ここ数日、梅雨明け直後のような、殺人的な蒸し暑さだった。8月最後の土日、桂川ではアユ釣りを楽しむ人々でにぎわっていた。こういう行楽は、見ているだけでも涼しげだ。こういう遊びだったら疫病の心配はほとんど無いんじゃなかろうか。
以前ここの日記で、緊急事態宣言が出てから、道志川沿いのキャンプ場には、営業を休止するところと営業を続けているところがある、と書いた。今では(わずかな例外はあるかもしれないが)営業を続けているキャンプ場は見なくなった。せっかくのかき入れ時なのに、気の毒だとは思う。一昨年の台風で、道志川沿いのキャンプ場は軒並み甚大な被害を受け、苦労を重ねながらキャンプ場の再整備を進め、ようやく再開できたと思ったら疫病だ。
藤野在住のライターが、道志川沿いのキャンプ場の一つについて、記事を書いている。
この記事で興味深いのが、近年のキャンプブームは、過去にあったようなメディアが仕掛けるようなものではなく、ソーシャルメディアを使う個人の発信によって広まったものだという見解。メディア由来の流行と違って、すぐに冷めることはないんじゃないか・・・と言うが。そうだと良いな。
考えてみれば、大手メディアが企画した流行だと、簡単に盛り上がることもあれば、簡単に流行が冷める事もあるだろう。でも、個人が発信する情報が網目のように結び付きあい、一つの流れを形成した場合、その流行は、流行するだけの必然性が確かに存在していたと言えるだろう。
個人が発した素朴な実感を込めた気持ちや言葉が、インターネットの網の目の中で、互いに触発しあって盛り上がっていく。この流れに嘘や作為は無い。

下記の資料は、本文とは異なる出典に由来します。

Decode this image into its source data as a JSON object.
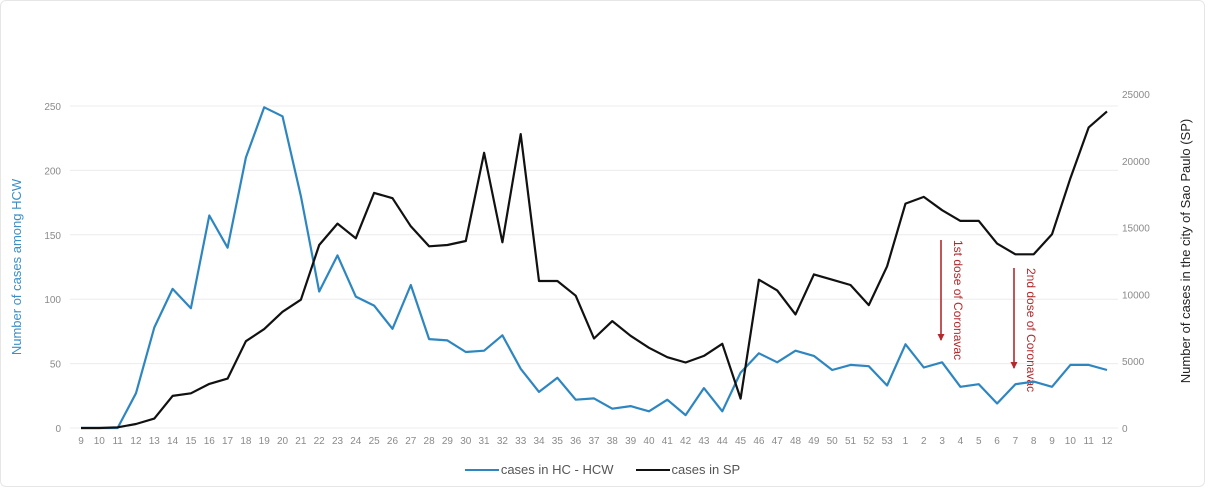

まあ実際のところ、ソーシャルメディアも政治権力とつるんで、民衆を権力の望む方向に誘導しようとしたり、権力にとって広まってほしくない情報を流れないようにしたり、いろいろと裏はあるようだけどね。それでも、民衆由来の、「本物の民衆の気持ち」が形となって現れてくるというのは、今までになかった新しい現実ではある。

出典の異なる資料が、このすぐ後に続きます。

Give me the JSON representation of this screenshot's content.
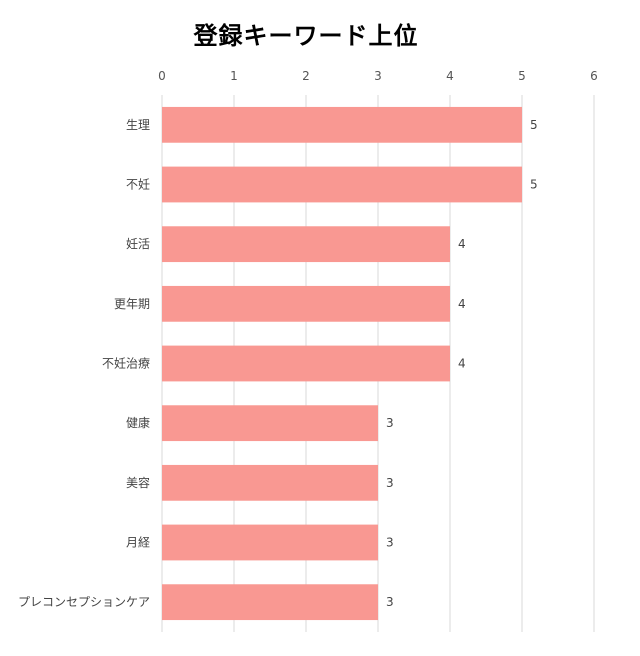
{
  "chart_data": {
    "type": "bar",
    "orientation": "horizontal",
    "title": "登録キーワード上位",
    "categories": [
      "生理",
      "不妊",
      "妊活",
      "更年期",
      "不妊治療",
      "健康",
      "美容",
      "月経",
      "プレコンセプションケア"
    ],
    "values": [
      5,
      5,
      4,
      4,
      4,
      3,
      3,
      3,
      3
    ],
    "xlim": [
      0,
      6
    ],
    "x_ticks": [
      "0",
      "1",
      "2",
      "3",
      "4",
      "5",
      "6"
    ],
    "axis_position": "top",
    "grid": true,
    "data_labels": true,
    "bar_color": "#F99892",
    "grid_color": "#D9D9D9"
  }
}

権力とソーシャルメディアがどんなに裏で結託しようと、この新しい現実は無視できないんじゃないかな。最後の最後は、民衆と歩調を合わせざると得なくなっていくだろう。
世の中、いろんな陰謀論がある。その多くは、権力は秘密裏に、民衆に知られてほしくない情報を抱えている、というものだが。私は、今後はそのような手法は、だんだんと出来にくくなっていくと思っている。その点では楽観的だ。
政権の支持率が下がっているという。まあ、そりゃあそうだろう。これだけ民意と乖離した事を強行し続けて、支持率が下がらなかったら、そっちの方がおかしい。同じ強行だったら、オリンピックを中止していたら支持率が急反発してたんじゃなかったか。まあ私の確証の無い想像だけど。
まだしばらく、疫病は厳しい状況が続きそうだし、それは民衆の暮らしにも厳しさを要求してくる。ただでさえそんな危機的な状況なのに、あえて民衆の気持ちを踏みにじるような行為を強行していたら、危機はさらに深まっていくだろう。
気になるのは、今の政権には、民衆の反発なんぞ無視して強行することが正義であるかのような思想の持主ばかりになっていることだ。次期の首相と目されている人を見ても、9割がた、そんな人たちだね。まあ「保守」という言葉を勘違いして使い続けてきた人たちだから。たとえ民意の反発があっても、それに膝を屈して自分の考えを曲げるのは、あってはならない敗北だと思っているのだろう。
それゆえ、危機を目の前にしても、方針を転換できる柔軟性が無い。とにかく一度決めたことは、どんな状況の変化があっても強行することが正義だと考えている・・・というか、思考停止している。
私は、目の前に危機が現れたら、一度は立ち止まるのが知恵だと思うんですけどね。その方が自らを危機的状況に追い込まず、また周囲の人々の了解も支持も得やすいし、生き残れる可能性もずっと増えると思うんだけど。
まあ、こんな単純素朴な考え方は、一度権力のある立場に立つと、難しいのかな。